Выбрать главу

Обстановка на аэродроме стала критической. Кубышкин снова идет на посадку. Вот он проносится над водой и выключает мотор. Не опуская хвоста, притирает самолет на колеса. Скрип тормозов, самолет поднимает хвост, Кубышкин отпускает тормоза. Хвост опускается, и снова скрипят тормоза, а скорость еще велика… Полоса кончается, и Кубышкин яростно нажимает правый тормоз. Самолет резко разворачивается и вылетает на бугор, где стоит наш УТ-2. Кубышкин тормозит левое колесо. Самолет круто разворачивается, и его правая консоль проносится возле самой втулки винта УТ-2. Левое колесо влетает в лужу, самолет резко остановился и пошел на нос. Это трудно описать, но еще тяжелее было смотреть. Самолет стал почти вертикально, потом, как бы одумавшись, плавно опустился на хвост. Я буквально взлетел на плоскость и посмотрел на Кубышкина. Я никогда больше не видел такого взволнованного лица летчика и никогда больше не видел более крупных капель пота, чем те, которыми было покрыто его лицо. Когда Кубышкин успокоился, он коротко доложил: «К замечаниям лейтенанта Якимова надо добавить еще и дефект в системе управления закрылками!»

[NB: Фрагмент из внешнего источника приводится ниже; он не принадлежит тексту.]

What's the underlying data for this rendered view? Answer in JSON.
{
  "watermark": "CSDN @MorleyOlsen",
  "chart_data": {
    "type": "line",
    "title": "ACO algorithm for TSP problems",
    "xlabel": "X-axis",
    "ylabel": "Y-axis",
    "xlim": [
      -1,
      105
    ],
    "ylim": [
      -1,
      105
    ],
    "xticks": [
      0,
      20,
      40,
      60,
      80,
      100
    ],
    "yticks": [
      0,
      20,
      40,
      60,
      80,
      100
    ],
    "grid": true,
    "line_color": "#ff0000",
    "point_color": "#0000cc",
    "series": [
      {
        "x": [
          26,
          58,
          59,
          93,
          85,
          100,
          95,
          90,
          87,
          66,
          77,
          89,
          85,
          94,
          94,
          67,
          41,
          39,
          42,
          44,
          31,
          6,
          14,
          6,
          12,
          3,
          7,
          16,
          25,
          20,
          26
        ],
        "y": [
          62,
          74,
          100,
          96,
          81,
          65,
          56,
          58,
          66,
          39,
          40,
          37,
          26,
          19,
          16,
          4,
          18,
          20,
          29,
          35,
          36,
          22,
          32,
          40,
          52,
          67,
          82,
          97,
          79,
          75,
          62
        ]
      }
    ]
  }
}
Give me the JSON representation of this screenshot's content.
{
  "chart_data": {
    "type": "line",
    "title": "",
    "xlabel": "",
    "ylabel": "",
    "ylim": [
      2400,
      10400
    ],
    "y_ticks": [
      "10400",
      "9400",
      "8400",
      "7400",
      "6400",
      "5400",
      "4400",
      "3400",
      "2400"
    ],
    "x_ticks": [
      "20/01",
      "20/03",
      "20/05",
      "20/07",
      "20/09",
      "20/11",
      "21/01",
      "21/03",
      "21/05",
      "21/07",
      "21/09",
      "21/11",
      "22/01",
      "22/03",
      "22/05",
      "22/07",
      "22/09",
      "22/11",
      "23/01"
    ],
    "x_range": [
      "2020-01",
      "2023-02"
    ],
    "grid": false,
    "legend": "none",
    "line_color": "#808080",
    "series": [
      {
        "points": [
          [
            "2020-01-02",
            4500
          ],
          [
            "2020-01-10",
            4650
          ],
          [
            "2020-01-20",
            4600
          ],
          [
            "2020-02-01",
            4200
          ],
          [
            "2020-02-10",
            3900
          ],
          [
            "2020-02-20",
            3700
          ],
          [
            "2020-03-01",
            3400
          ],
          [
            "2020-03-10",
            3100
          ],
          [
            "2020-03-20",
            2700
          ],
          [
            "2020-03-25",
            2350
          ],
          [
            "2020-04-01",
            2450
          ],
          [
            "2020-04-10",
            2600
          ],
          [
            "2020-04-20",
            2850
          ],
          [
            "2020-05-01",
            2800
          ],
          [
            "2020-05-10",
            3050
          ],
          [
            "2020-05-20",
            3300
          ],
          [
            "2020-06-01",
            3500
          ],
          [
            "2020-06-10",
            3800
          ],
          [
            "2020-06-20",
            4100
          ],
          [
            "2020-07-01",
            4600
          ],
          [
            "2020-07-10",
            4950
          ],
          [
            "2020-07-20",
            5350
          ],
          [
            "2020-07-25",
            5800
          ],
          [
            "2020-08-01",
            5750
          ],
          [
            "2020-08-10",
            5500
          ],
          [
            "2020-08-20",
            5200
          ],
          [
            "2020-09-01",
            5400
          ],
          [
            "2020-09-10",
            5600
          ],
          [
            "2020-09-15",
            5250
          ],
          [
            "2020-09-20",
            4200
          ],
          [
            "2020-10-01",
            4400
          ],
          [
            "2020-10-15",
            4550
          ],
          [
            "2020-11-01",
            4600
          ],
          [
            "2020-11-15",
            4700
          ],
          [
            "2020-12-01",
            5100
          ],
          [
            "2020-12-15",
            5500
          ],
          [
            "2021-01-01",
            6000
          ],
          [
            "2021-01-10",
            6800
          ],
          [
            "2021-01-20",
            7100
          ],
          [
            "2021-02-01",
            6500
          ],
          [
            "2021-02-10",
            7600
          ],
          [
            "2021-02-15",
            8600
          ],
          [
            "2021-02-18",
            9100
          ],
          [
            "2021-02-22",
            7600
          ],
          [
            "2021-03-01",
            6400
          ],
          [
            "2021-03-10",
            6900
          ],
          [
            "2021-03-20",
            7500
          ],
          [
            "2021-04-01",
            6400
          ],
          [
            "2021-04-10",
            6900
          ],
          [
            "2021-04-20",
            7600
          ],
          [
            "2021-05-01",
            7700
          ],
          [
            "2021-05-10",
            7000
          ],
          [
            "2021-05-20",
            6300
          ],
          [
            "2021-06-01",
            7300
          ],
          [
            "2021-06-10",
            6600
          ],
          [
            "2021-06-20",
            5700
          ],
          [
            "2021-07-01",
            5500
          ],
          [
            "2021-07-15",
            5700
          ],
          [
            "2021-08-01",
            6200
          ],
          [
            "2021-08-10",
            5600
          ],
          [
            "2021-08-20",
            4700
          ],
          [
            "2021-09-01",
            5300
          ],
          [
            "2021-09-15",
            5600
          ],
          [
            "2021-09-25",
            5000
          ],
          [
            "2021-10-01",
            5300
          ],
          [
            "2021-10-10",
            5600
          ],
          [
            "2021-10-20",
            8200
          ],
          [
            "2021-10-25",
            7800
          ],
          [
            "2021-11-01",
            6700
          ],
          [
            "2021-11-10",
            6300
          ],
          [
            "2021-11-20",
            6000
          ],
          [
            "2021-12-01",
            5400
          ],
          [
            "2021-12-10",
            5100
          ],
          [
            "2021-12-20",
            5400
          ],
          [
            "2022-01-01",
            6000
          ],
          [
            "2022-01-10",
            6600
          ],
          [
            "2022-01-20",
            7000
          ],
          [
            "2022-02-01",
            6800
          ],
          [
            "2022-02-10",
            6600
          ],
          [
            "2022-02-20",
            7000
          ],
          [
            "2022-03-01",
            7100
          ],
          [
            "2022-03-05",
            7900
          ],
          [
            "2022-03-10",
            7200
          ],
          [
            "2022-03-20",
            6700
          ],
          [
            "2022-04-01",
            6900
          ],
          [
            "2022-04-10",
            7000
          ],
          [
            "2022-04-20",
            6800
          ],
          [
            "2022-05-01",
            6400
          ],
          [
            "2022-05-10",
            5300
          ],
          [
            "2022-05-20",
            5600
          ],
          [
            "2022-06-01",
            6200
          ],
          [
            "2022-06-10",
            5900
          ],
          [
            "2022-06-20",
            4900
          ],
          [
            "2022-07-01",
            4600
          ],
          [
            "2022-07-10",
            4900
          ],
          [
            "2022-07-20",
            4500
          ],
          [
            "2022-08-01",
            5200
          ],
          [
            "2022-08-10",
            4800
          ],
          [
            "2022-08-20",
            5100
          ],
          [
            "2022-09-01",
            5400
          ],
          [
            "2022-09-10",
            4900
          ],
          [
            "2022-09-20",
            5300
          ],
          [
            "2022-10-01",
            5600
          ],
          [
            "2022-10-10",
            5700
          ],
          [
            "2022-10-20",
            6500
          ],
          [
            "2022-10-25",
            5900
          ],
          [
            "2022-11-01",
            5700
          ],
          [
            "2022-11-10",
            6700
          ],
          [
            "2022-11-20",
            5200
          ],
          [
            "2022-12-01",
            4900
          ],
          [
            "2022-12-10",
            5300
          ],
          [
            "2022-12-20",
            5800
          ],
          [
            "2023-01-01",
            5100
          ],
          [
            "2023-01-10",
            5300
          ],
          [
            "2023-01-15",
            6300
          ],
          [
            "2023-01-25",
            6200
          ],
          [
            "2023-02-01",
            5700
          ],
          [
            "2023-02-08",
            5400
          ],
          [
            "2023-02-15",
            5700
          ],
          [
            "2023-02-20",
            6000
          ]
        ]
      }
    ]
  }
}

Комиссия принимает решение: испытания самолета временно прекратить, предложить Главному конструктору устранить замеченные недостатки…

Через десять дней дефекты устранили. Испытания продолжались. Якимов полетел снова. Вернулся радостный – температура масла вошла в норму…

«Работа шла жаркая, – вспоминает В.Н. Сагинов, – я был за техника – снимал приборы, ставил, выполнял необходимые измерения.

Взлетно-посадочные характеристики мы меряли на глаз. Я стоял на точке отрыва и ничего, кроме секундомера, в руках у меня не было. Но результаты превзошли все ожидания. Машина показала себя с самой лучшей стороны. Правда, не обошлось без происшествий. В одном из полетов лопнула масляная трубка. Маслом залило фонарь. Якимов садился, по существу, вслепую. Но случайный пустяк не мог заслонить главное. Мы быстро устранили неисправность, проверили все масляные и бензиновые соединения, кое-что заменили и продолжали летать.

Результаты полетов Якимова и Кубышкина показали, что машина по своим летным характеристикам отменна, а по тепловым режимам терпима. Мы выяснили, что греются головки цилиндров, и стало ясно, что, поставив индивидуальные дефлекторы на эти головки, мы с перегревом окончательно справимся.

А тем временем подсох заводской аэродром, и мы перелетели обратно. Закатили машину в тир, отрегулировали синхронизаторы, отстреляли пушки и попробовали вооружение в воздухе. Еще раз слетали, чтобы проверить летные характеристики – получили подтверждающие точки. По скорости, скороподъемности, потолку все в порядке. На виражи слетали. На все фигуры высшего пилотажа. Не с кем было только провести воздушный бой. Немцы к тому времени налеты на город, где располагался завод, прекратили.

С первого до последнего дня нашего пребывания на заводе огромную помощь оказывал нам главный инженер Борис Васильевич Куприянов, замечательный человек и большой знаток своего дела. Конечно, Куприянов прекрасно понимал, что если машина с двигателем воздушного охлаждения пойдет, то буквально через две недели можно будет выдавать серию. Впрочем, это понимал не только Куприянов. Куда бы и зачем мы не обращались – все делалось мигом…».